But Loren needn’t have worried. She took a risk, and pursued her creative instincts, spurred on by seeing someone carrying one of her clutches for the first time, describing it as “the thrill of seeing something you have ‘dreamt up’ and spent hours developing being used and enjoyed.” That inspiration that Loren first felt in St Andrews has translated into a collection of luxury British handbags that Loren exercises full design and production control over. What started off as a side project to her degree is now a full time career – and if that’s the kind of entrepreneurial passion that St Andrews fosters, I think it’s (just about) safe for us terrified (think baby rabbits in the headlights) fourth years to breath a sigh of relief.

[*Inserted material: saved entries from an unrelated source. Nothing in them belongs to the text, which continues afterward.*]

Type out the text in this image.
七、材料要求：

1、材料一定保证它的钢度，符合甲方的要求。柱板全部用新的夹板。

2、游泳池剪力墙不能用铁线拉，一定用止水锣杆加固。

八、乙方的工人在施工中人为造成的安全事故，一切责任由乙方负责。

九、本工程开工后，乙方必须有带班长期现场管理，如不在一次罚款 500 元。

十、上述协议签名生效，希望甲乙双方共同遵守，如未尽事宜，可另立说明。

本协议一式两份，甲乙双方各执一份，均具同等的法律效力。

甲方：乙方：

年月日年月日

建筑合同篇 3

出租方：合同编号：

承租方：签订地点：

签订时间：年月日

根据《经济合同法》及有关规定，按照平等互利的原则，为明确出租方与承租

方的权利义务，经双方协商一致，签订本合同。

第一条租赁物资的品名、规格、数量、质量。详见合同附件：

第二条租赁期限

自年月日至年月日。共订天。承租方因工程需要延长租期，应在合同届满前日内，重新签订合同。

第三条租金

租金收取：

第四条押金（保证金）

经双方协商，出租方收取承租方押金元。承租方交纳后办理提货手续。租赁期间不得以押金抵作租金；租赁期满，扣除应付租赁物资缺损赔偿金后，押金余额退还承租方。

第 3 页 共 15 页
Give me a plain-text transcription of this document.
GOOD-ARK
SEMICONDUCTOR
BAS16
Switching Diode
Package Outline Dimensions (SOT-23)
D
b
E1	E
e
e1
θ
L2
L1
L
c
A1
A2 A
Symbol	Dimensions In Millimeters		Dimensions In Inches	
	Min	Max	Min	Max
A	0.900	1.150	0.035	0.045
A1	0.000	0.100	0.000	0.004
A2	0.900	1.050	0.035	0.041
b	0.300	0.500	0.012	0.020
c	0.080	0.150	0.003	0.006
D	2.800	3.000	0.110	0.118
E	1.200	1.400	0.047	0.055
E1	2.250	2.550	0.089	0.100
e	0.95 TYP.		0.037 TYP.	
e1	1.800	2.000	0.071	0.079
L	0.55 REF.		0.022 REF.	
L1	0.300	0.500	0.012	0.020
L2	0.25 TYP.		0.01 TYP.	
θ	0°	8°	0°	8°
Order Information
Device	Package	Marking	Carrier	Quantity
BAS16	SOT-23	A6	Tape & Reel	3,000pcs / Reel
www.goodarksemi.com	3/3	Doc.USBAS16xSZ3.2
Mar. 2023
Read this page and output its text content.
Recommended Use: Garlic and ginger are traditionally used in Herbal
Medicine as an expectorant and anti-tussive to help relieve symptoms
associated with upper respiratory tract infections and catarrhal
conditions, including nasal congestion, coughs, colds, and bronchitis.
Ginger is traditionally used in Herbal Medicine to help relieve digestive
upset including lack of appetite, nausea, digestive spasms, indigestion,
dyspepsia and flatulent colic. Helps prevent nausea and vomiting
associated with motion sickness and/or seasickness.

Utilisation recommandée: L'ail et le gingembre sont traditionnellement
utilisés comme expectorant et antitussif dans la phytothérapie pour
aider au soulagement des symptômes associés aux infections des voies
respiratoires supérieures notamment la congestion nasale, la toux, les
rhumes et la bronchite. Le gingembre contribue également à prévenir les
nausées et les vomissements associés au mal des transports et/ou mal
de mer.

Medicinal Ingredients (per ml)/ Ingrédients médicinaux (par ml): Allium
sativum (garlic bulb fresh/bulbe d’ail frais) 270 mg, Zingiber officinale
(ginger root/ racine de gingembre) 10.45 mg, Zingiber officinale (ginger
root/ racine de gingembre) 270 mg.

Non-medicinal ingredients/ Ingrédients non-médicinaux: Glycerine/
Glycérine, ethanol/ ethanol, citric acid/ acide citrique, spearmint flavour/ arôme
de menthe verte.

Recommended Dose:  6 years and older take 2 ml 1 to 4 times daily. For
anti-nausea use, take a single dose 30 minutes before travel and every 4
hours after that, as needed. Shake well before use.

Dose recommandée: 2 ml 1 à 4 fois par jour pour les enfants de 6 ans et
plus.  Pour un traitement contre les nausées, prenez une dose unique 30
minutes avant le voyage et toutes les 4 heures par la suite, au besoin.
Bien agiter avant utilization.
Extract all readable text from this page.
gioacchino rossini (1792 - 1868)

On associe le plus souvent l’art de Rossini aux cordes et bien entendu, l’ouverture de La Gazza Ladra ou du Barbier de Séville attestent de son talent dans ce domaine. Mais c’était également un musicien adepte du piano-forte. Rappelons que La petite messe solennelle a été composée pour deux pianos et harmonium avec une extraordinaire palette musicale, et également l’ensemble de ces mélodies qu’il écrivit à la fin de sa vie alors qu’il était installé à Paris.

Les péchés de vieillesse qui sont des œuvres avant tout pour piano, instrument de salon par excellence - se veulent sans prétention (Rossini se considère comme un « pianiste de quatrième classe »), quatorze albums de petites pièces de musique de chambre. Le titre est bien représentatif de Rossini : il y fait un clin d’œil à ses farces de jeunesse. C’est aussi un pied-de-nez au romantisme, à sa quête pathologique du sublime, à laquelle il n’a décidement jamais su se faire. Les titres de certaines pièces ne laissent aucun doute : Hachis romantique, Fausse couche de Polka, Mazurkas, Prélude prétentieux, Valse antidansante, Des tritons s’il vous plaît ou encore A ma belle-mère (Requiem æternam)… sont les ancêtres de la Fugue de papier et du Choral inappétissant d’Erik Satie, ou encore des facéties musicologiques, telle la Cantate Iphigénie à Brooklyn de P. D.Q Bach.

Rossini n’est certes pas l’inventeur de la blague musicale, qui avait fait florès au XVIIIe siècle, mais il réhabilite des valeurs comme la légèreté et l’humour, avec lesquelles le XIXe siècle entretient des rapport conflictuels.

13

Undoubtedly a certain ambition, talent and confidence in her ability made Loren’s transition that bit easier, but there is something to be said about St Andrews as a cradle for inspiring creativity. Maybe I’m biased and all universities promote a similar kind of space for experimentation, but you only have to look at the host of successful alumni that once walked our Three Streets to understand that St Andrews has something special on offer: Marco Biagi (recently elected for this year’s Scottish parliament), Craig Oliver (Media Executive and Head of Communications to David Cameron), Louise Minchin (BBC News Journalist and broadcaster), Crispin Bonham-Carter (Actor and Theatre Director) and Kate Holt (Photojournalist for The Sunday Times, Observer and UNICEF). Perhaps it is the somewhat insular focus on academia at St Andrews, that is only intensified by the town’s geographic sense of claustrophobia that gets students looking for alternatives to the library – Tesco – home routine.

Loren’s fond recollections of lock-ins at the Westport, dancing in Ma Bells or The Lizard and much coffee-slurping spent snuggled in Taste, is a familiar story that seems a long way from the real life world of running your own London based handbag business. Whilst Loren takes inspiration from the ‘African tropical storms’ of her childhood, ‘architecture and nature’, her affection for St Andrews and its past and present influences are powerful. Now, six years after graduating, Loren will return to St Andrews to see her Spring/ Summer ’12 collection on the FS catwalk in February next year.

In an industry that is constantly scrutinized for its overseas production and throw- away fashion mentality, it is becoming increasingly important for designers and retailers alike to acknowledge ethical standards. But this is something that Loren promotes as fundamental to her entire artistic process, stating on her website that ‘the bags are made in limited numbers; a quite revolt against large scale production.’ Ticking another ethical standards box, the brand also prides itself on its craftsmanship – only employing ‘traditionally trained, leather artisans’ who make the bags in England and Europe. This kind of intricate attention to detail can be seen in all elements of Loren’s brand. The A/W ’11 collection is made up of only seven bags, (including the Sophie bag as pictured) – something, which I consider as testament to her focus on design, and production standards that prioritizes quality over quantity with no compromise.

Loren Taylor has come full circle and her decision to support the charity fashion shows (that whilst studying here she attended every year) makes clear the influence that St Andrews had in getting her to the position she is now.

Example set, I guess it’s our turn to make it count. No pressure.